I wonder if the purpose of knowledge and education is meant to reduce, or increase ambiguity. As a kid, the answers to my questions were simple and absolute. There was no ambiguity about it. I learned that 2 plus 2 is always going to be 4. I believed that the harder you worked, the better your grades were. I believed that good behavior always earned you appreciation. I knew that no one dies before old age hits them. These were the absolute truths that I had verified with my little experience with the world. I had very set ideas about things, and those made complete sense to me. I knew that you could never fall in love with a man if he was younger to you or shorter in height (those were my theories then). In between grades 3rd and 7th, I was absolutely certain that I had found the right person for me (a classmate I had a crush on for years), and would marry him someday. I studied Moral Science as a subject and was absolutely certain about the presence of God (I knew he lived everywhere, but his favorite place was the church behind our school building). I knew students who worked hard studied science, and went to America. Another absolute truth for me then.

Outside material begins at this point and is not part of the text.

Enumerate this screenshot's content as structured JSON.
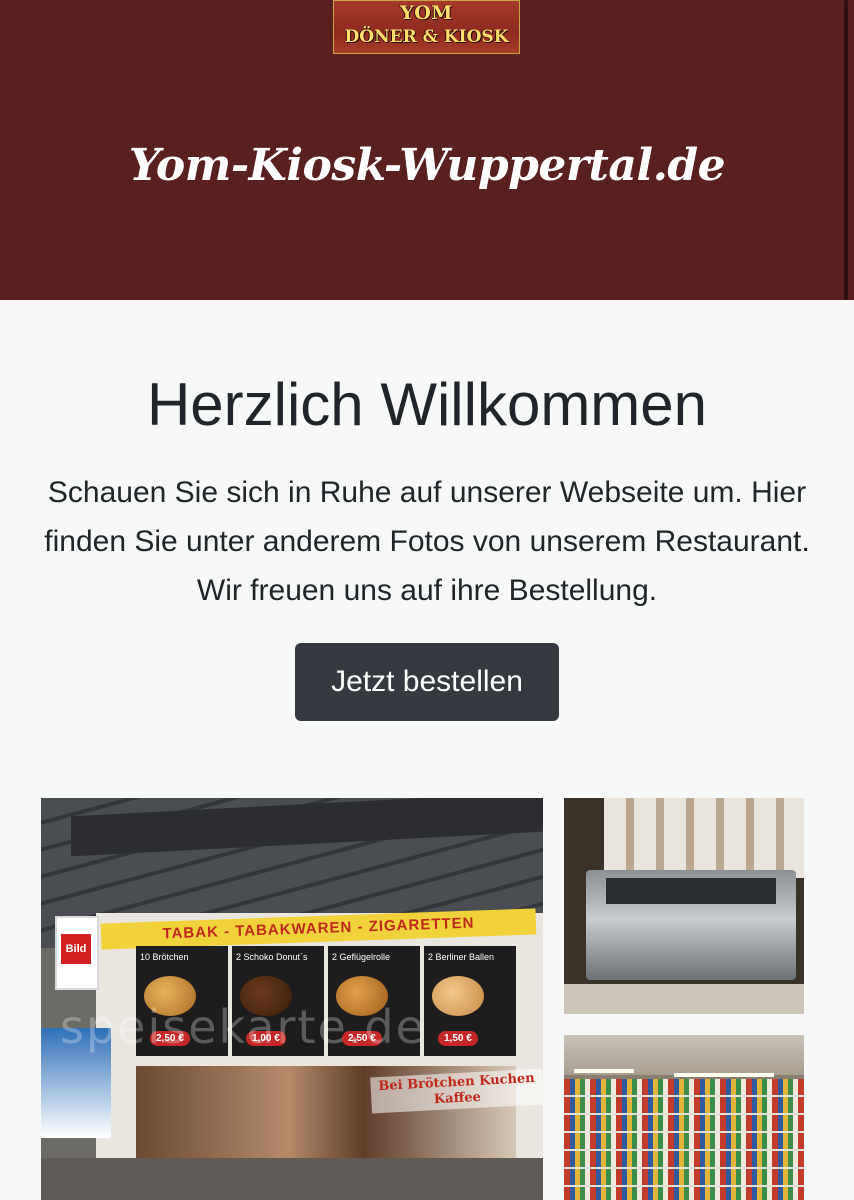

However, as I learned more and gained more experience, I realized that there is perhaps nothing called an absolute truth. Sure not working hard doesn’t get you anywhere, but working hard might also not get you anywhere. My inherent programming makes me want to believe in God, but honestly, I am not so sure of his existence anymore. I know that love can go unreciprocated and totally haywire. I also know that it is totally possible to fall in love with a man younger to you, or shorter than you are. The research papers I read usually end with “it is more likely that this is associated with that”, instead of a “we are absolutely certain that this combined with this leads to this”. I have vigilantly presided over my cookery and ended up with unpalatable food, but I fell asleep after setting something to bake, and it ended up being a crispy golden brown dessert that was totally worth eating. I now know that working the hardest doesn’t necessarily make you the smartest, and you could study everything and still flunk. The guy who got lower grades than you in school could be making ten times more money than you are, and not every good deed goes appreciated. Someone with almost no publications could get into Harvard, while someone with many publications could end up in a local small university.
As a kid, I always thought there is an absolute answer that fits everyone’s questions. Not anymore. When I ask myself a basic question like, “Should I get married?”, I honestly don’t know the answer to it, even with all my knowledge and wisdom. On one hand, it sounds like a wonderful idea, companionship and all, but on the other hand, I am not so sure if it is that much of a value addition in my life. The honest answer is, “I don’t know”. Yet if you asked me the same question as a kid, I would have said, “Of course. Everyone should be married before they grow old and have white hair.” Then, there are other existential questions I struggle with, I have no direct answer to. Even in an experiment, the atoms and molecules all do not behave as predicted, and I hear that there is a certain probability of observing a difference or variation due to chance. There is nothing called the absolute reality, and our realities differ, and even exist in multiple dimensions. How else would you explain Dabang being a super hit, and Andaz Apna Apna being a flop?
With time, I see a major rift in the philosophy of my life. The assumptions of physical sciences do not translate to the assumptions of the human sciences. How humans make meaning of a particular phenomenon varies. I always thought science was singular, convergent, and fragmented, as opposed to being multiple, divergent, and inter-related. I always thought that if you can replicate a process and get the same answer, you have achieved the truth. But then you make errors, both type I and type II, where you can either wrongly agree to something which is wrong, or wrongly disagree to something which is right. Not everyone is free, liberated, and happy, even if they have access to similar resources or luxuries. Some people eat a lot and never put on a pound, while some hapless souls like me could live on oxygen alone, and still keep expanding. I once used to have a constellation of values and beliefs about the way the world works. I knew that as you add more to the database of knowledge, problems became clearer and solutions come up, leading to a less complicated and more simplistic world overall. However, the truth is neither generalized, nor can be triangulated upon. The best one can do is achieve the nearest approximation. Now if this is what my philosophy after 25 years of being in school (I discount the first 3 years of my life, and the 2 years in between when I worked), I wonder if my education is worth anything at all. I also question this after the adviser recently read something I wrote and said, “With these ideas of yours, you will never find a job.” If I cannot find a job after being in school for more than 25 years, I question the value and validity of all that I have learned so far.